Since its inception last Summer, ACT Mental Health Initial Assessment engaged over 220 service users.

Our initial assessment will be on pause this Summer to measure our achievements and plan for the rest of the year – we will resume in September 2024. If service users need mental health support during this time, they can join one of our drop-in groups or access some resources: ACT Support Groups, Mental Health Self-Guided Resources.

ACT provides free, confidential counselling about issues concerning HIV, sexual health, mental health and substance use. We offer counselling by staff who are experienced in HIV, sexual health, substance use and other psychosocial issues.

Principles and Values

ACT is committed to bio-psycho-social, collaborative, anti-oppressive, trauma-informed, and harm reduction-based approaches to help empower people living with HIV, those at risk for HIV and other STIs, friends, family members, as well as those affected by or concerned about HIV & AIDS.

ACT provides individual counselling services free of charge to those who have trouble accessing quality care due to poverty, sexism, gender identity, homophobia, biphobia, transphobia, racism, xenophobia, drug use and social isolation.

Eligibility

The criteria we use to determine eligibility for counselling is if you will benefit from talk therapy. Some of those criteria are:

  • Are you stable enough to sit and talk for an hour about issues which bring up a lot of emotion?
  • Are you stable enough between weekly or bi-weekly appointments to make it to sessions more times than not?
  • Do you have diagnoses which require specialized manualized therapies and looking for us to provide them?
  • Are you in crisis and need emergency support?

We are neither a hospital nor a clinic, which means we draw from a range of modalities and practice in a flexible way. Our criteria reflect our position as a non-hospital organization within our communities.

We are not set up to provide service users with immediate or ongoing crisis support. This means we may not be able to support service users every time they need it. If service users present in crisis, they will be referred to appropriate crisis support and other specialized services. Examples include medical attention, immediate housing or shelter support, and any medical or psychological emergency.

How To Access ACT Counselling Services

ACT offers scheduled counselling sessions. Counsellors can meet with you at ACT offices, over the phone, in other locations such as coffee shops, or via Zoom. There is no need to provide your real name if anonymity or confidentiality is a concern.

We use a stepped-care approach to assess service users’ needs during our Mental Health Initial Assessment.

Our Stepped Care model offers:

  • Commitment to our communities’ main needs.
  • Preventive and coordinated mental health support.
  • Early intervention and effective access to mental health services.

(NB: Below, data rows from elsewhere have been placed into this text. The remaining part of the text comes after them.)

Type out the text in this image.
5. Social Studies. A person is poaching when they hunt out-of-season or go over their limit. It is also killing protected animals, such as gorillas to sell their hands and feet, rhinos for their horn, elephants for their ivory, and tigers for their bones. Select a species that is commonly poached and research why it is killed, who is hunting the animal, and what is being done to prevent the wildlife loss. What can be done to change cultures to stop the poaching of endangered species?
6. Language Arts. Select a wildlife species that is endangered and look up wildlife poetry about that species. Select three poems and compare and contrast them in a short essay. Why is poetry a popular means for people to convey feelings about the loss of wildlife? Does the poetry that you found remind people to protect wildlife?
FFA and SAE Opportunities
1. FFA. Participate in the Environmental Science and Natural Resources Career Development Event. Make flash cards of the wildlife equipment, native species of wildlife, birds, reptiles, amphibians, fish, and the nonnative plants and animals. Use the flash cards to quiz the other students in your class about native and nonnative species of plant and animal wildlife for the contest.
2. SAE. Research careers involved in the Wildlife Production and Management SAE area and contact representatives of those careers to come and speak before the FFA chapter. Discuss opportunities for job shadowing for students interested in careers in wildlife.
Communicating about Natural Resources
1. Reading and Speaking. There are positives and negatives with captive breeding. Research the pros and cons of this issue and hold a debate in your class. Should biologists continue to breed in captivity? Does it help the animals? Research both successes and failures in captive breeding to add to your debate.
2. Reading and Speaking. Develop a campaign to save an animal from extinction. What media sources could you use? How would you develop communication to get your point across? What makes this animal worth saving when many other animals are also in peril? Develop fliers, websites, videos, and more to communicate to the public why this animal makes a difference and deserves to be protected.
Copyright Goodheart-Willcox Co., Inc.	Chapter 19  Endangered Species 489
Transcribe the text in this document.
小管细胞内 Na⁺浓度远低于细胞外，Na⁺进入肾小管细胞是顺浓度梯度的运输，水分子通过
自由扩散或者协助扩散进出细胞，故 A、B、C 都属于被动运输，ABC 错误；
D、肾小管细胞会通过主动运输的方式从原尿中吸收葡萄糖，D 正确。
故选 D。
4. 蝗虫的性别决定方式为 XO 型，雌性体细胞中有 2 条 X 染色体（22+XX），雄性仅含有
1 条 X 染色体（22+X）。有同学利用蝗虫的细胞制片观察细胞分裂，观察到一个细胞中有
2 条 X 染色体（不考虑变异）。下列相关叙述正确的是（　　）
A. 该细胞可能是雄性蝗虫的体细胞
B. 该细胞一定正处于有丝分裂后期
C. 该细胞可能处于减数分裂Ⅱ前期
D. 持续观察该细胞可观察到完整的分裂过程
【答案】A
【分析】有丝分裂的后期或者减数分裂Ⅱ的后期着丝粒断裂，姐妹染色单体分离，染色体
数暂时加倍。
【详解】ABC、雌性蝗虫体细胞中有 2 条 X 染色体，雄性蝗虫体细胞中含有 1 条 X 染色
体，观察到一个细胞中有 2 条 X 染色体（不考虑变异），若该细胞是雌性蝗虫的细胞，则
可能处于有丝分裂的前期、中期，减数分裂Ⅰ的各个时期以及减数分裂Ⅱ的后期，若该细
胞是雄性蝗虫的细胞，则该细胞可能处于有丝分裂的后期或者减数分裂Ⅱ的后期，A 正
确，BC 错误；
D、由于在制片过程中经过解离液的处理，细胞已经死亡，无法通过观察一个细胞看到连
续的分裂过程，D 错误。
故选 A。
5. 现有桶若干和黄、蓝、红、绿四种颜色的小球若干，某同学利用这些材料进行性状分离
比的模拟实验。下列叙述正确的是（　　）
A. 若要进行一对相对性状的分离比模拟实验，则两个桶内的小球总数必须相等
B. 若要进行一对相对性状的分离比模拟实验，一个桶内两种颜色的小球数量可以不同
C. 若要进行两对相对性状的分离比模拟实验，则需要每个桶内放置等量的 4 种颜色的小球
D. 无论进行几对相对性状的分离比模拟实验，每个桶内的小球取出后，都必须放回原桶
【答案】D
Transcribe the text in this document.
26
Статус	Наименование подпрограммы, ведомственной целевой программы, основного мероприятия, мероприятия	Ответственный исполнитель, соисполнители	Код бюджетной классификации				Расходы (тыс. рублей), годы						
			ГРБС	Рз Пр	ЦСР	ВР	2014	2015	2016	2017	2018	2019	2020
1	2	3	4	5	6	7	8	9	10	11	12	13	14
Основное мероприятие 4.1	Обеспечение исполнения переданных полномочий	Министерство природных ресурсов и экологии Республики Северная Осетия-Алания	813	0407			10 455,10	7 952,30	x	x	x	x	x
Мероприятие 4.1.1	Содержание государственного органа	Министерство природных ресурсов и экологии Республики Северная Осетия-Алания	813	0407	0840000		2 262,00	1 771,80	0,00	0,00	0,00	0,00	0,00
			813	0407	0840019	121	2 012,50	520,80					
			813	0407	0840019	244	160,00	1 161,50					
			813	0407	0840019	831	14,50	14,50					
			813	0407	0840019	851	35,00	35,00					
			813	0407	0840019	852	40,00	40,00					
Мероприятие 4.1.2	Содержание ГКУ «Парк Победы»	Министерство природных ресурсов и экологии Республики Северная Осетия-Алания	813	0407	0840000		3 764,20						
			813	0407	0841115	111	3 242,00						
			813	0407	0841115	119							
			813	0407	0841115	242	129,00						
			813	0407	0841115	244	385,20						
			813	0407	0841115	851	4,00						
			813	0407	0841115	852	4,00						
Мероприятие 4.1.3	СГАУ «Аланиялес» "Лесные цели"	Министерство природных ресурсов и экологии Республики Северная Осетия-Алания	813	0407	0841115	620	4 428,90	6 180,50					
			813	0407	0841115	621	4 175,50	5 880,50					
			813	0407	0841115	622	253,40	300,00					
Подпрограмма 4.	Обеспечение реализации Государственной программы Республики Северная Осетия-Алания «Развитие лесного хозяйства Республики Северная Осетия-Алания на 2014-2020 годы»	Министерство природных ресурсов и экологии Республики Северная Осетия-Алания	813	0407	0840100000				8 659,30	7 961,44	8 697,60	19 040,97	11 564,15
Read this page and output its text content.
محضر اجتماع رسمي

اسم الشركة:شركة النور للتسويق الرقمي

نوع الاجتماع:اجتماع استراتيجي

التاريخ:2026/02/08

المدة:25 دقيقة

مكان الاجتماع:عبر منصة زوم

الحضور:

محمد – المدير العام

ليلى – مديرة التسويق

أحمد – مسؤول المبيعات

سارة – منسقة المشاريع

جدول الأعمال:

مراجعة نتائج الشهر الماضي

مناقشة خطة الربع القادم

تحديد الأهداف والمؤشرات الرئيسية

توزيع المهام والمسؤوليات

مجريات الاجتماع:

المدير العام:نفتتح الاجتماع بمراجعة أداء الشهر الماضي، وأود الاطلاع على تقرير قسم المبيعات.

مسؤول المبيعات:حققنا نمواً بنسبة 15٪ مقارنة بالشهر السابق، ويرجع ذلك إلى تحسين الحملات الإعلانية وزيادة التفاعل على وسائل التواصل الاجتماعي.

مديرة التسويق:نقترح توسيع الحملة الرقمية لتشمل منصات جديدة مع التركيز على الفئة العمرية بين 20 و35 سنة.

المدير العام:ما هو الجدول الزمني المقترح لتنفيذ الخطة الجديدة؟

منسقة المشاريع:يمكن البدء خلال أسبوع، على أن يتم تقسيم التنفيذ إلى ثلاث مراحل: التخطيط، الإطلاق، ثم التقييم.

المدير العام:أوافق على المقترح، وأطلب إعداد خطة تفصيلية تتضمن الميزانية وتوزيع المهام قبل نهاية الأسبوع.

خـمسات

Want to get more information or register to our Mental Health Services? Please email: MHSadminsupport@actoronto.org OR please visit our Bookings page at: ACT Mental Health Services (office365.com)

Guiding Principles of Counselling at ACT

Counselling at ACT values the following principles: you are in control of what you talk about, your counsellor will work collaboratively with you, and ACT counsellors value and respect your autonomy.


When you work with a counsellor at ACT, you will not be stigmatized for the sex you have or want to have, your HIV status, the person you are or want to be, the substances/drugs you use or want to use, and the experiences which inform who you are. You are welcome to bring all your complexity into counselling with you.

two men sit across from eachother and smile

The therapeutic approaches of ACT counsellors:

ACT counsellors draw from a range of evidence-based therapeutic approaches, including Solution-Focused Brief Therapy (SFBT), Person-Centred Therapy, Narrative Therapy, Cognitive Behavioral Therapy (CBT), and Motivational Interviewing (MI), among others. You can expect an explanation as to which modalities your counsellor uses when you meet for the first time, and a discussion on which fits best for you. All counsellors at ACT place great importance on the relationship between you and them and take care to work with you from where you are at.